People who start choking should be able to perform the Heimlich manoeuvre on themselves, according to a new study.
Research published in the leading medical journal Thorax has shown that using the Heimlich manoeuvre on yourself can generate enough pressure to treat choking.
It can be as effective as when delivered by a first-aider, and it's even safe for pregnant women to perform on themselves.
The authors of the study say that this new information could save many lives.
Dr. Nick Hopkinson, from The Royal Brompton Hospital said: "Choking can be a cause of sudden death in a perfectly healthy person. There may be only a few minutes to save a life.
"It is important to raise awareness of what to do if you are with someone who is choking and especially if you are by yourself and choking.
"We would like to see the self-administered technique taught on first aid courses and in schools. Posters in every restaurant and training for restaurant staff could help save lives."
The Heimlich manoeuvre is often needed when a patient is choking on food or other objects, and their airway is obstructed.
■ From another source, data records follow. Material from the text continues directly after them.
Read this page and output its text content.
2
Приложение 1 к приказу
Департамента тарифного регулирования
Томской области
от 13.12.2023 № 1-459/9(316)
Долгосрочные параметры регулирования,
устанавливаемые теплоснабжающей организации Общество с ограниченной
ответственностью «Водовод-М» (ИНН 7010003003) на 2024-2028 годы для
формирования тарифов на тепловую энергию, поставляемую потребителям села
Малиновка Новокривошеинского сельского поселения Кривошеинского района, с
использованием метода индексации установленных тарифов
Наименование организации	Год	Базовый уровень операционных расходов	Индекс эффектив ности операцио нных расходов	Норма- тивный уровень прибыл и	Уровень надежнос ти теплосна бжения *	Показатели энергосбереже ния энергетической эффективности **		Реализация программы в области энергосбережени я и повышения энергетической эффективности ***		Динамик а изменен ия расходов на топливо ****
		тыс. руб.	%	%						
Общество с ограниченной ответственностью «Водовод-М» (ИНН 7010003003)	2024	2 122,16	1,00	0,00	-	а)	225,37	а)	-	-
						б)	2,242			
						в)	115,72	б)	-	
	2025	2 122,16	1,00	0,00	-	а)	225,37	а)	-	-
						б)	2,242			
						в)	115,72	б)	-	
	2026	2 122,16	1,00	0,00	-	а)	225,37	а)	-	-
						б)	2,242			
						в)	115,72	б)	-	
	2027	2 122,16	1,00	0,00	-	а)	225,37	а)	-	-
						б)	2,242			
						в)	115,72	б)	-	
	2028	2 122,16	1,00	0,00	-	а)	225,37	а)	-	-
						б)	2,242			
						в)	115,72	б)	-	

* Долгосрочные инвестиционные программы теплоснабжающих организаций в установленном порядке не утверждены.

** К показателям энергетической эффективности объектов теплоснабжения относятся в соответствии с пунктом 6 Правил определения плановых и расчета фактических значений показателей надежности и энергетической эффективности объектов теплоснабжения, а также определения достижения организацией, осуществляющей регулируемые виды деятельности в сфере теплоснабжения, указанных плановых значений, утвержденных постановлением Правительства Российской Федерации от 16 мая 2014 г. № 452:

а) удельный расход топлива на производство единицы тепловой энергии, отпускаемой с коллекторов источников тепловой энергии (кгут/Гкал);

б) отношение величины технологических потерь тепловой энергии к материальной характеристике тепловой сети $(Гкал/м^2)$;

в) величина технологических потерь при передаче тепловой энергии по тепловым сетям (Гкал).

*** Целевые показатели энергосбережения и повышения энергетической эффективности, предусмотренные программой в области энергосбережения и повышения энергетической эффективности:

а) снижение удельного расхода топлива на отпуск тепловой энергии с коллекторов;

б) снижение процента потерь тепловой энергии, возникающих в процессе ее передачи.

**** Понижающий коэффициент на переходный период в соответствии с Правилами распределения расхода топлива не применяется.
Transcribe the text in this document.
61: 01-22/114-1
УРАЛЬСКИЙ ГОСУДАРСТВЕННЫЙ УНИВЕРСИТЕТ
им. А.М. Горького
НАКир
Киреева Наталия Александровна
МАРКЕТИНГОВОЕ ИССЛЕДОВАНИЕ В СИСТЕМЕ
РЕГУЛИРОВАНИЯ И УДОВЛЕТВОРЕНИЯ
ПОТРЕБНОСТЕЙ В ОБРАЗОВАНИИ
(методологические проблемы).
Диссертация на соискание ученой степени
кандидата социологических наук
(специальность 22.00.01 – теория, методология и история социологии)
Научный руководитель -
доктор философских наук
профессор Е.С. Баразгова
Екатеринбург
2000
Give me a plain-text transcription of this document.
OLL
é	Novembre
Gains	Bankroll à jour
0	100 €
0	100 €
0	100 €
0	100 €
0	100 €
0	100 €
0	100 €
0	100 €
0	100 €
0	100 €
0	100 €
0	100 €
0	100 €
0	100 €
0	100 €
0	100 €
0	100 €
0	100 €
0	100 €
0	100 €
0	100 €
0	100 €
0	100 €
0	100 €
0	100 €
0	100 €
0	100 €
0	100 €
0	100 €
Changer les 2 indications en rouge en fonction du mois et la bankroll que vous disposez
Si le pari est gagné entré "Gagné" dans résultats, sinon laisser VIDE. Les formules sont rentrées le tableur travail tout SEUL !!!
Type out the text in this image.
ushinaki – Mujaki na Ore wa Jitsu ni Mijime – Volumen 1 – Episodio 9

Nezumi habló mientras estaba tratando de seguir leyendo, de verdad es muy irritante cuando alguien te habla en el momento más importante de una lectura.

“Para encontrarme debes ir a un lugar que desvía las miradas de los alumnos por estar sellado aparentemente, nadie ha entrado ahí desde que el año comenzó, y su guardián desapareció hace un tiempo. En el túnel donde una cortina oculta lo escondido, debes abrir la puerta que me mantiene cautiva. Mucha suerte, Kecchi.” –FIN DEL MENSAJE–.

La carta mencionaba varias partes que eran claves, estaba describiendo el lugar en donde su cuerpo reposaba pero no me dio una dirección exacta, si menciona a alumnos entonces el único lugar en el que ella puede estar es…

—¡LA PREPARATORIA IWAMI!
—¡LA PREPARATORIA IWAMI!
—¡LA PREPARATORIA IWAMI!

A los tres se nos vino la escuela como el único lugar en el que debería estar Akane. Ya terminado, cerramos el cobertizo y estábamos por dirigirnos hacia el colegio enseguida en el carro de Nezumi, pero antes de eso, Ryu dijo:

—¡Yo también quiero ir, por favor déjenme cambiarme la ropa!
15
Usually, a first-aider would place their arms around the choking person from behind, and pull upwards and inwards on the abdomen below the ribcage.
The pressure from this movement can expel the obstruction, allowing the patient to breathe again.
However, new guidelines should illustrate how to deal with choking when nobody else is around.
Chokers are advised to either push their abdomen abruptly onto the back of a chair, which provides the same effect as the manoeuvre offered by a first-aider.
Alternatively they can deliver a thrust by hand to their own abdominal area.
Doctors swallowed special pressure catheters and then studied, on each other, the pressure generated in the chest and stomach for all three techniques.
They found equal effectiveness in all three measures.
Professor Sir Malcolm Green said: "People are often embarrassed when they start to choke and move away from their friends to somewhere private, to the toilets or out onto the street, and that can result in their death.
"We need to make sure they stay where they are and know how to do the manoeuvre on themselves or over the chair they have just been sitting on."